Wie Anleger aus wenig Zinsen viel rausholen

Für Sparer wird es angesichts der niedrigen Zinsen schwieriger, mit ihrem Geld eine gute Rendite zu erwirtschaften. (Foto: Andrea Warnecke)

Die Zinsen im Euroraum sind so niedrig wie noch nie. Denn die Europäische Zentralbank EZB hat den Leitzins auf 0,5 Prozent gesenkt.
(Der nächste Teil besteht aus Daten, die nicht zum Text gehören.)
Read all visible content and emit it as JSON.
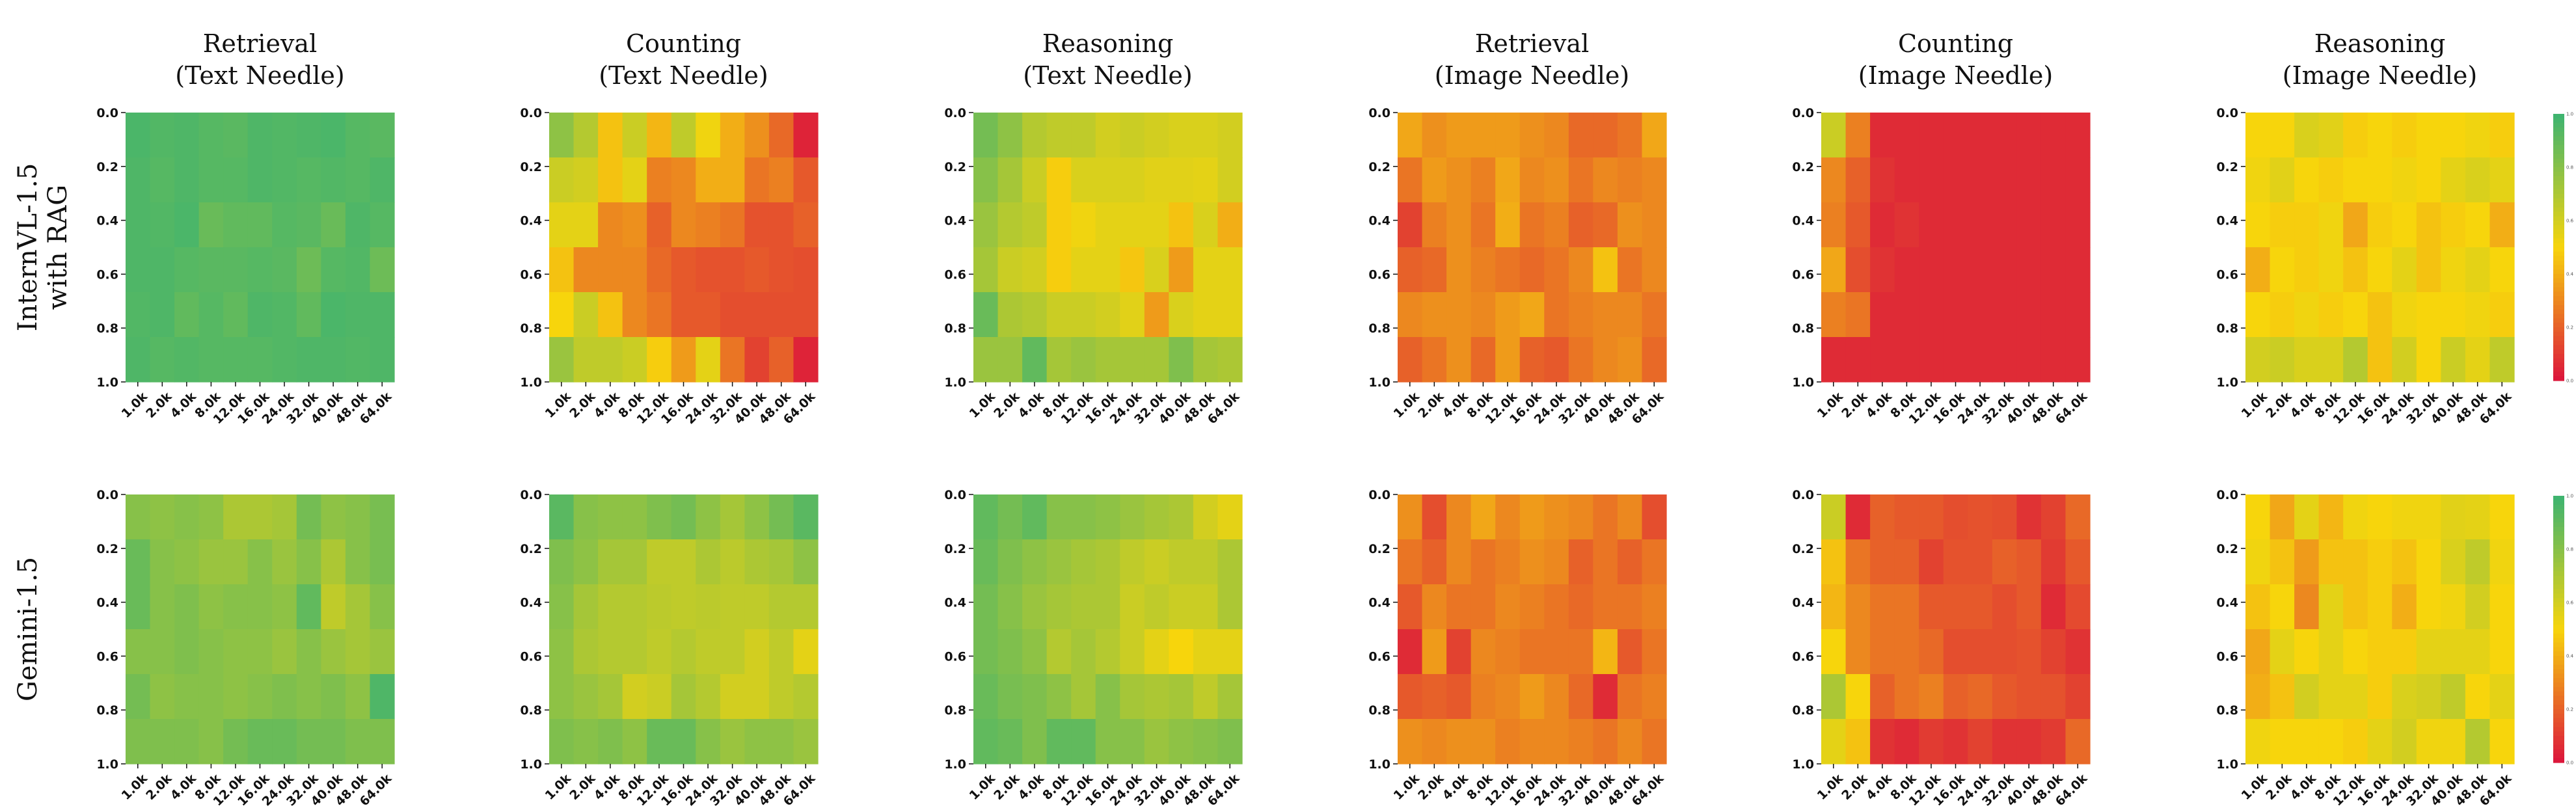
{
  "chart_data": {
    "type": "heatmap",
    "rows": [
      "InternVL-1.5\nwith RAG",
      "Gemini-1.5"
    ],
    "columns": [
      "Retrieval\n(Text Needle)",
      "Counting\n(Text Needle)",
      "Reasoning\n(Text Needle)",
      "Retrieval\n(Image Needle)",
      "Counting\n(Image Needle)",
      "Reasoning\n(Image Needle)"
    ],
    "x_ticks": [
      "1.0k",
      "2.0k",
      "4.0k",
      "8.0k",
      "12.0k",
      "16.0k",
      "24.0k",
      "32.0k",
      "40.0k",
      "48.0k",
      "64.0k"
    ],
    "y_ticks": [
      "0.0",
      "0.2",
      "0.4",
      "0.6",
      "0.8",
      "1.0"
    ],
    "colorbar": {
      "range": [
        0,
        1
      ],
      "ticks": [
        "0.0",
        "0.2",
        "0.4",
        "0.6",
        "0.8",
        "1.0"
      ],
      "colors": [
        "#dc143c",
        "#f7d50c",
        "#3cb371"
      ]
    },
    "panels": [
      [
        [
          [
            0.96,
            0.94,
            0.95,
            0.93,
            0.92,
            0.95,
            0.94,
            0.95,
            0.96,
            0.93,
            0.92
          ],
          [
            0.95,
            0.93,
            0.95,
            0.93,
            0.93,
            0.95,
            0.94,
            0.93,
            0.94,
            0.93,
            0.95
          ],
          [
            0.95,
            0.94,
            0.96,
            0.88,
            0.9,
            0.9,
            0.93,
            0.92,
            0.88,
            0.95,
            0.93
          ],
          [
            0.95,
            0.95,
            0.93,
            0.92,
            0.92,
            0.93,
            0.92,
            0.87,
            0.93,
            0.94,
            0.87
          ],
          [
            0.94,
            0.95,
            0.9,
            0.93,
            0.9,
            0.95,
            0.94,
            0.9,
            0.96,
            0.95,
            0.95
          ],
          [
            0.95,
            0.93,
            0.94,
            0.93,
            0.93,
            0.93,
            0.94,
            0.95,
            0.95,
            0.94,
            0.95
          ]
        ],
        [
          [
            0.78,
            0.68,
            0.45,
            0.62,
            0.42,
            0.65,
            0.52,
            0.4,
            0.32,
            0.22,
            0.04
          ],
          [
            0.62,
            0.6,
            0.45,
            0.55,
            0.28,
            0.3,
            0.4,
            0.4,
            0.25,
            0.28,
            0.18
          ],
          [
            0.55,
            0.55,
            0.3,
            0.32,
            0.2,
            0.3,
            0.28,
            0.25,
            0.16,
            0.16,
            0.2
          ],
          [
            0.45,
            0.3,
            0.3,
            0.3,
            0.22,
            0.18,
            0.16,
            0.16,
            0.18,
            0.16,
            0.15
          ],
          [
            0.5,
            0.62,
            0.45,
            0.3,
            0.25,
            0.18,
            0.18,
            0.15,
            0.15,
            0.15,
            0.15
          ],
          [
            0.75,
            0.65,
            0.65,
            0.62,
            0.48,
            0.35,
            0.55,
            0.25,
            0.12,
            0.2,
            0.04
          ]
        ],
        [
          [
            0.85,
            0.78,
            0.68,
            0.65,
            0.65,
            0.6,
            0.62,
            0.6,
            0.58,
            0.58,
            0.6
          ],
          [
            0.8,
            0.72,
            0.62,
            0.48,
            0.58,
            0.58,
            0.58,
            0.56,
            0.56,
            0.55,
            0.6
          ],
          [
            0.75,
            0.68,
            0.65,
            0.48,
            0.52,
            0.55,
            0.55,
            0.55,
            0.45,
            0.58,
            0.4
          ],
          [
            0.72,
            0.62,
            0.6,
            0.48,
            0.55,
            0.55,
            0.46,
            0.58,
            0.35,
            0.55,
            0.55
          ],
          [
            0.88,
            0.7,
            0.68,
            0.62,
            0.62,
            0.6,
            0.56,
            0.35,
            0.58,
            0.55,
            0.55
          ],
          [
            0.75,
            0.75,
            0.9,
            0.72,
            0.75,
            0.72,
            0.72,
            0.72,
            0.82,
            0.72,
            0.7
          ]
        ],
        [
          [
            0.38,
            0.32,
            0.35,
            0.35,
            0.35,
            0.32,
            0.3,
            0.22,
            0.22,
            0.25,
            0.38
          ],
          [
            0.25,
            0.35,
            0.32,
            0.28,
            0.38,
            0.3,
            0.32,
            0.25,
            0.3,
            0.28,
            0.3
          ],
          [
            0.12,
            0.28,
            0.32,
            0.25,
            0.4,
            0.25,
            0.28,
            0.2,
            0.22,
            0.32,
            0.3
          ],
          [
            0.2,
            0.22,
            0.32,
            0.28,
            0.25,
            0.22,
            0.25,
            0.3,
            0.45,
            0.25,
            0.3
          ],
          [
            0.3,
            0.32,
            0.32,
            0.3,
            0.35,
            0.38,
            0.25,
            0.28,
            0.3,
            0.3,
            0.25
          ],
          [
            0.2,
            0.25,
            0.32,
            0.22,
            0.35,
            0.2,
            0.18,
            0.25,
            0.3,
            0.32,
            0.22
          ]
        ],
        [
          [
            0.62,
            0.28,
            0.06,
            0.06,
            0.06,
            0.06,
            0.06,
            0.06,
            0.06,
            0.06,
            0.06
          ],
          [
            0.3,
            0.2,
            0.08,
            0.06,
            0.06,
            0.06,
            0.06,
            0.06,
            0.06,
            0.06,
            0.06
          ],
          [
            0.28,
            0.18,
            0.06,
            0.08,
            0.06,
            0.06,
            0.06,
            0.06,
            0.06,
            0.06,
            0.06
          ],
          [
            0.38,
            0.15,
            0.08,
            0.06,
            0.06,
            0.06,
            0.06,
            0.06,
            0.06,
            0.06,
            0.06
          ],
          [
            0.28,
            0.25,
            0.06,
            0.06,
            0.06,
            0.06,
            0.06,
            0.06,
            0.06,
            0.06,
            0.06
          ],
          [
            0.06,
            0.06,
            0.06,
            0.06,
            0.06,
            0.06,
            0.06,
            0.06,
            0.06,
            0.06,
            0.06
          ]
        ],
        [
          [
            0.5,
            0.5,
            0.58,
            0.56,
            0.48,
            0.5,
            0.48,
            0.5,
            0.5,
            0.52,
            0.48
          ],
          [
            0.52,
            0.56,
            0.5,
            0.48,
            0.5,
            0.5,
            0.52,
            0.5,
            0.55,
            0.58,
            0.55
          ],
          [
            0.5,
            0.48,
            0.48,
            0.52,
            0.38,
            0.48,
            0.5,
            0.45,
            0.48,
            0.5,
            0.4
          ],
          [
            0.4,
            0.5,
            0.48,
            0.52,
            0.45,
            0.5,
            0.55,
            0.45,
            0.52,
            0.55,
            0.5
          ],
          [
            0.5,
            0.48,
            0.52,
            0.48,
            0.5,
            0.45,
            0.52,
            0.5,
            0.5,
            0.52,
            0.48
          ],
          [
            0.6,
            0.62,
            0.58,
            0.58,
            0.68,
            0.45,
            0.6,
            0.5,
            0.62,
            0.55,
            0.65
          ]
        ]
      ],
      [
        [
          [
            0.8,
            0.78,
            0.8,
            0.78,
            0.7,
            0.7,
            0.72,
            0.85,
            0.78,
            0.8,
            0.84
          ],
          [
            0.88,
            0.8,
            0.78,
            0.75,
            0.75,
            0.8,
            0.75,
            0.8,
            0.7,
            0.8,
            0.84
          ],
          [
            0.88,
            0.8,
            0.82,
            0.78,
            0.8,
            0.8,
            0.78,
            0.9,
            0.65,
            0.72,
            0.8
          ],
          [
            0.8,
            0.8,
            0.82,
            0.8,
            0.78,
            0.78,
            0.75,
            0.8,
            0.75,
            0.72,
            0.75
          ],
          [
            0.85,
            0.78,
            0.8,
            0.8,
            0.78,
            0.8,
            0.82,
            0.8,
            0.82,
            0.78,
            0.95
          ],
          [
            0.82,
            0.82,
            0.82,
            0.8,
            0.85,
            0.88,
            0.88,
            0.85,
            0.85,
            0.82,
            0.82
          ]
        ],
        [
          [
            0.92,
            0.8,
            0.78,
            0.78,
            0.82,
            0.85,
            0.78,
            0.72,
            0.78,
            0.85,
            0.92
          ],
          [
            0.82,
            0.78,
            0.72,
            0.72,
            0.65,
            0.65,
            0.7,
            0.66,
            0.7,
            0.72,
            0.78
          ],
          [
            0.8,
            0.72,
            0.68,
            0.68,
            0.66,
            0.65,
            0.66,
            0.65,
            0.65,
            0.68,
            0.68
          ],
          [
            0.78,
            0.7,
            0.68,
            0.68,
            0.65,
            0.68,
            0.65,
            0.65,
            0.6,
            0.65,
            0.55
          ],
          [
            0.78,
            0.75,
            0.72,
            0.6,
            0.62,
            0.72,
            0.68,
            0.6,
            0.6,
            0.65,
            0.68
          ],
          [
            0.82,
            0.8,
            0.82,
            0.78,
            0.88,
            0.88,
            0.8,
            0.75,
            0.78,
            0.78,
            0.75
          ]
        ],
        [
          [
            0.9,
            0.85,
            0.9,
            0.8,
            0.8,
            0.78,
            0.75,
            0.72,
            0.7,
            0.6,
            0.55
          ],
          [
            0.88,
            0.82,
            0.78,
            0.75,
            0.72,
            0.7,
            0.65,
            0.62,
            0.65,
            0.65,
            0.7
          ],
          [
            0.85,
            0.8,
            0.75,
            0.72,
            0.7,
            0.7,
            0.62,
            0.65,
            0.62,
            0.62,
            0.7
          ],
          [
            0.85,
            0.82,
            0.78,
            0.68,
            0.72,
            0.68,
            0.62,
            0.55,
            0.5,
            0.55,
            0.55
          ],
          [
            0.88,
            0.84,
            0.82,
            0.78,
            0.72,
            0.8,
            0.72,
            0.7,
            0.72,
            0.65,
            0.72
          ],
          [
            0.9,
            0.88,
            0.82,
            0.9,
            0.9,
            0.8,
            0.8,
            0.75,
            0.78,
            0.8,
            0.82
          ]
        ],
        [
          [
            0.32,
            0.15,
            0.3,
            0.38,
            0.3,
            0.35,
            0.32,
            0.3,
            0.25,
            0.3,
            0.15
          ],
          [
            0.25,
            0.2,
            0.3,
            0.25,
            0.28,
            0.32,
            0.3,
            0.2,
            0.25,
            0.2,
            0.25
          ],
          [
            0.18,
            0.3,
            0.25,
            0.25,
            0.3,
            0.28,
            0.25,
            0.22,
            0.25,
            0.25,
            0.28
          ],
          [
            0.06,
            0.35,
            0.12,
            0.3,
            0.28,
            0.25,
            0.25,
            0.25,
            0.42,
            0.18,
            0.25
          ],
          [
            0.18,
            0.2,
            0.18,
            0.28,
            0.3,
            0.35,
            0.3,
            0.22,
            0.06,
            0.25,
            0.28
          ],
          [
            0.32,
            0.3,
            0.32,
            0.32,
            0.28,
            0.3,
            0.3,
            0.28,
            0.25,
            0.3,
            0.25
          ]
        ],
        [
          [
            0.62,
            0.06,
            0.2,
            0.18,
            0.18,
            0.15,
            0.16,
            0.15,
            0.08,
            0.12,
            0.22
          ],
          [
            0.45,
            0.25,
            0.2,
            0.2,
            0.12,
            0.16,
            0.16,
            0.2,
            0.18,
            0.1,
            0.18
          ],
          [
            0.42,
            0.3,
            0.25,
            0.25,
            0.18,
            0.18,
            0.18,
            0.15,
            0.18,
            0.06,
            0.14
          ],
          [
            0.5,
            0.3,
            0.25,
            0.25,
            0.22,
            0.15,
            0.15,
            0.15,
            0.16,
            0.12,
            0.08
          ],
          [
            0.7,
            0.5,
            0.2,
            0.25,
            0.28,
            0.2,
            0.22,
            0.18,
            0.16,
            0.16,
            0.12
          ],
          [
            0.55,
            0.45,
            0.08,
            0.06,
            0.1,
            0.08,
            0.12,
            0.08,
            0.08,
            0.1,
            0.22
          ]
        ],
        [
          [
            0.5,
            0.38,
            0.55,
            0.42,
            0.52,
            0.5,
            0.52,
            0.52,
            0.56,
            0.55,
            0.5
          ],
          [
            0.52,
            0.45,
            0.35,
            0.45,
            0.45,
            0.48,
            0.45,
            0.5,
            0.58,
            0.65,
            0.52
          ],
          [
            0.45,
            0.5,
            0.3,
            0.55,
            0.45,
            0.48,
            0.4,
            0.5,
            0.52,
            0.6,
            0.5
          ],
          [
            0.38,
            0.55,
            0.5,
            0.55,
            0.5,
            0.48,
            0.48,
            0.55,
            0.55,
            0.55,
            0.5
          ],
          [
            0.4,
            0.45,
            0.6,
            0.55,
            0.55,
            0.48,
            0.58,
            0.6,
            0.65,
            0.5,
            0.55
          ],
          [
            0.52,
            0.5,
            0.5,
            0.5,
            0.48,
            0.55,
            0.6,
            0.52,
            0.52,
            0.68,
            0.5
          ]
        ]
      ]
    ]
  }
}
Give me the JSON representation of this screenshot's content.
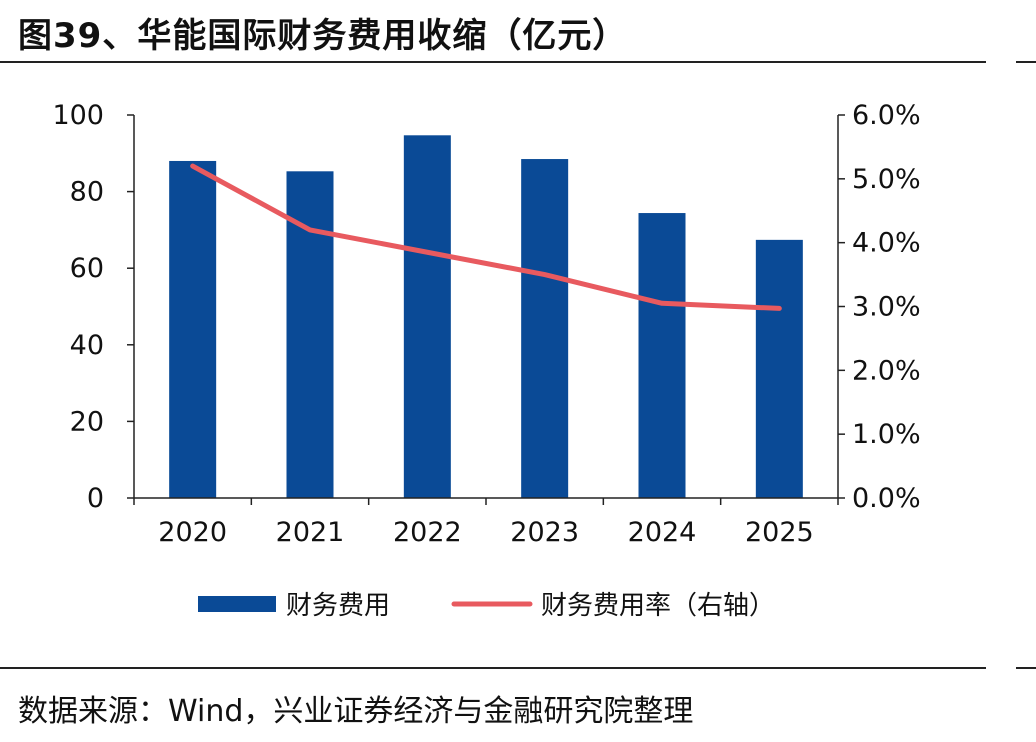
{
  "title": "图39、华能国际财务费用收缩（亿元）",
  "source": "数据来源：Wind，兴业证券经济与金融研究院整理",
  "colors": {
    "bar": "#0a4a96",
    "line": "#e85a5f",
    "axis": "#222222"
  },
  "chart_data": {
    "type": "bar",
    "categories": [
      "2020",
      "2021",
      "2022",
      "2023",
      "2024",
      "2025"
    ],
    "series": [
      {
        "name": "财务费用",
        "kind": "bar",
        "axis": "left",
        "values": [
          88.0,
          85.3,
          94.7,
          88.5,
          74.4,
          67.4
        ]
      },
      {
        "name": "财务费用率（右轴）",
        "kind": "line",
        "axis": "right",
        "values": [
          5.2,
          4.2,
          3.85,
          3.5,
          3.05,
          2.97
        ]
      }
    ],
    "ylim_left": [
      0,
      100
    ],
    "yticks_left": [
      "0",
      "20",
      "40",
      "60",
      "80",
      "100"
    ],
    "ylim_right": [
      0,
      6
    ],
    "yticks_right": [
      "0.0%",
      "1.0%",
      "2.0%",
      "3.0%",
      "4.0%",
      "5.0%",
      "6.0%"
    ],
    "grid": false,
    "legend_position": "bottom"
  }
}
Höchste Zeit, dass Kleinanleger einen kritischen Blick in das eigene Depot werfen.

"Die Situation ist schon erschreckend", sagt Jürgen Kurz von der Deutschen Schutzvereinigung für Wertpapierbesitz (DSW) in Düsseldorf. "Denn die Rendite bei vielen klassischen Sparprodukten ist heute eigentlich negativ." Der Grund: Weil die Zinsen, die Sparer bei den meisten Sparbüchern, Tages- oder Festgeldkonten bekommen, niedriger sind als die Inflationsrate, verliert ihr Kapital an Wert.Sparer sollten daher jetzt aktiv werden. Der erste Schritt: "Überlegen Sie sich, wie viel Risiko Sie in Kauf nehmen können und wollen", sagt Julia Topar vom Bundesverband deutscher Banken in Berlin. Auch Marc Krzewinski von der WSH Deutsche Vermögenstreuhand rät: "Sie sollten sich grundsätzliche Fragen beantworten: Wie viel Risiko kann ich eingehen? Wie lange kann ich auf einen Teil meines Geldes verzichten? Wie hoch sollten meine liquiden Mittel sein?"

Der zweite Schritt: "Sie müssen Ihr Vermögen breit streuen über alle Anlageklassen: festverzinsliche Papiere, Geldwerte, Aktien, Rohstoffe", sagt Krzewinski. Nur auf diese Weise könnten Anleger in Zeiten niedriger Zinsen verhindern, dass ihr Vermögen weiterhin nach und nach an Wert verliert.

Aktien bekommen in diesem Umfeld eine immer größere Bedeutung. "Aktien sind ein wichtiger Baustein im Depot", sagt Krzewinski. Allerdings sollte nur ein Teil des Vermögens in Aktien angelegt werden, findet Jürgen Kurz. "Das Geld muss außerdem für längere Zeit entbehrlich sein. Fünf Jahre sollte man schon einplanen", sagt der Wertpapierexperte. Denn wer in Aktien investiert, sollte genug Zeit haben, schlechte Kursentwicklungen auszusitzen. Einen Teil des Vermögens sollten Sparer daher in sichere, verzinste Anlagen bei Banken stecken, empfiehlt Uwe Döhler von der Stiftung Warentest. Denn hier sei die Rendite garantiert - auch in Zeiten niedriger Zinsen. "Am besten ist es, Sie setzen auf eine flexible Strategie", rät Döhler. Wer verschiedene Laufzeiten miteinander kombiniere, könne unter Umständen auch mehr als die Inflationsrate rausholen. Denn je länger Geld bei einer Bank fest angelegt wird, desto höher ist der Zins.